A hard drive duplicator can be a tower-like module capable of cloning several hard drives at once, or a mobile handheld device. Some models require the hard disk to be removed from the PC or laptop and inserted into duplicator. Alternately, a 40-pin IDE cable, USB, PCMCIA, or parallel interface comes with many models, providing more flexibility by allowing the user to simply plug the duplicator into the computer. Operating system-independent, a duplicator works equally well cloning any environment, including Unix, Linux, Windows and Macintosh. It can copy RAID arrays or conventional single or multi-drive systems and reproduce the content faithfully, whether the source disk is FAT (File Allocation Table) 16/32 or NTFS (New Technology File System) formatted.
With the 40-pin IDE interface, transfer speeds on some models can reach three gigabytes per minute or more. This makes a hard drive duplicator an ideal tool for computer technicians. In the shop or on site, an HDD duplicator allows a tech to swap out failing or troublesome hard drives and replace them with fresh, reconstituted drives. Dealers, system builders, data recovery departments, and MIS/IT (Management Information Systems/Information Technology) departments also benefit from hard drive duplicators.

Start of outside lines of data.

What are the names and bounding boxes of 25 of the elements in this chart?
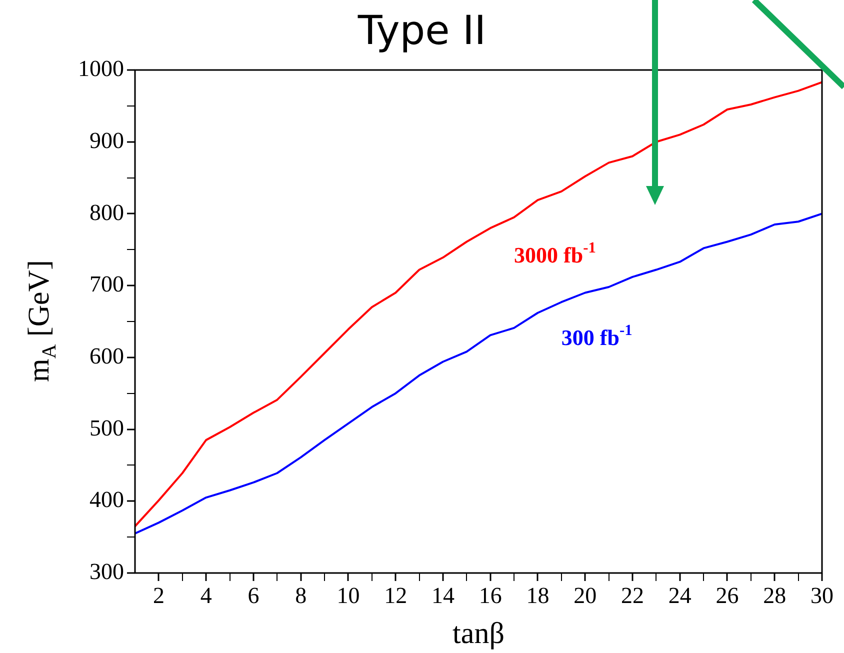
y-tick-label: 800 bbox=[90, 200, 124, 225]
y-tick-label: 600 bbox=[90, 343, 124, 368]
y-tick-label: 300 bbox=[90, 559, 124, 584]
x-tick-label: 10 bbox=[336, 582, 360, 608]
y-tick-label: 500 bbox=[90, 415, 124, 440]
x-tick-label: 24 bbox=[668, 582, 692, 608]
x-tick-label: 20 bbox=[574, 582, 597, 608]
x-axis-title: tanβ bbox=[452, 616, 504, 650]
y-tick-label: 1000 bbox=[78, 56, 124, 82]
x-tick-label: 26 bbox=[716, 582, 739, 608]
x-tick-label: 2 bbox=[152, 582, 164, 608]
x-tick-label: 22 bbox=[620, 582, 644, 608]
x-tick-label: 30 bbox=[810, 582, 834, 608]
y-tick-label: 900 bbox=[90, 128, 124, 153]
x-tick-label: 28 bbox=[763, 582, 786, 608]
x-tick-label: 16 bbox=[478, 582, 502, 608]
chart-title: Type II bbox=[356, 8, 488, 54]
y-tick-label: 700 bbox=[90, 272, 124, 297]
x-tick-label: 14 bbox=[431, 582, 455, 608]
x-tick-label: 4 bbox=[200, 582, 212, 608]
x-tick-label: 6 bbox=[248, 582, 260, 608]
x-tick-label: 18 bbox=[526, 582, 550, 608]
y-tick-label: 400 bbox=[90, 487, 124, 512]
x-tick-label: 8 bbox=[295, 582, 307, 608]
x-tick-label: 12 bbox=[384, 582, 408, 608]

Law enforcement makes use of hard drive duplicators for forensic purposes. Models sold specifically for this target market include chain of evidence features and the ability to scan for words, phone numbers, or other information on the fly.
A hard drive duplicator can be used for a multitude of applications and is reliable, fast, and convenient. Prices vary between models according to features, capacity, speed, and other considerations, but start at about US$500 and extend all the way to several thousand dollars. As with other computer products, hard drive duplicators are likely to come down in price as the cost of technology decreases.
@Melonlity -- That is true, but some people like those cloning machines for backup because they can be located off site.
Here's what I mean. Let's say you've got a system that clones drives for you. It's right next to your computer and has all of your files backed up. That is a great system unless the building catches on fire or something else catastrophic happens. The original computer and the backup drive(s) could easily be destroyed.
Now, take that off site backup. It is fine if the original computer is destroyed in a fire.
A lot of people use this technology to backup their hard drives, but that doesn't make a whole lot of sense to me. Why not just get a dual-drive setup so that files are cloned to a second disc as soon as they are written?
That seems a lot more convenient as you've got an automatic, local backup. You don't have to do anything special to get your files clones. The system is automatic and takes care of that for you.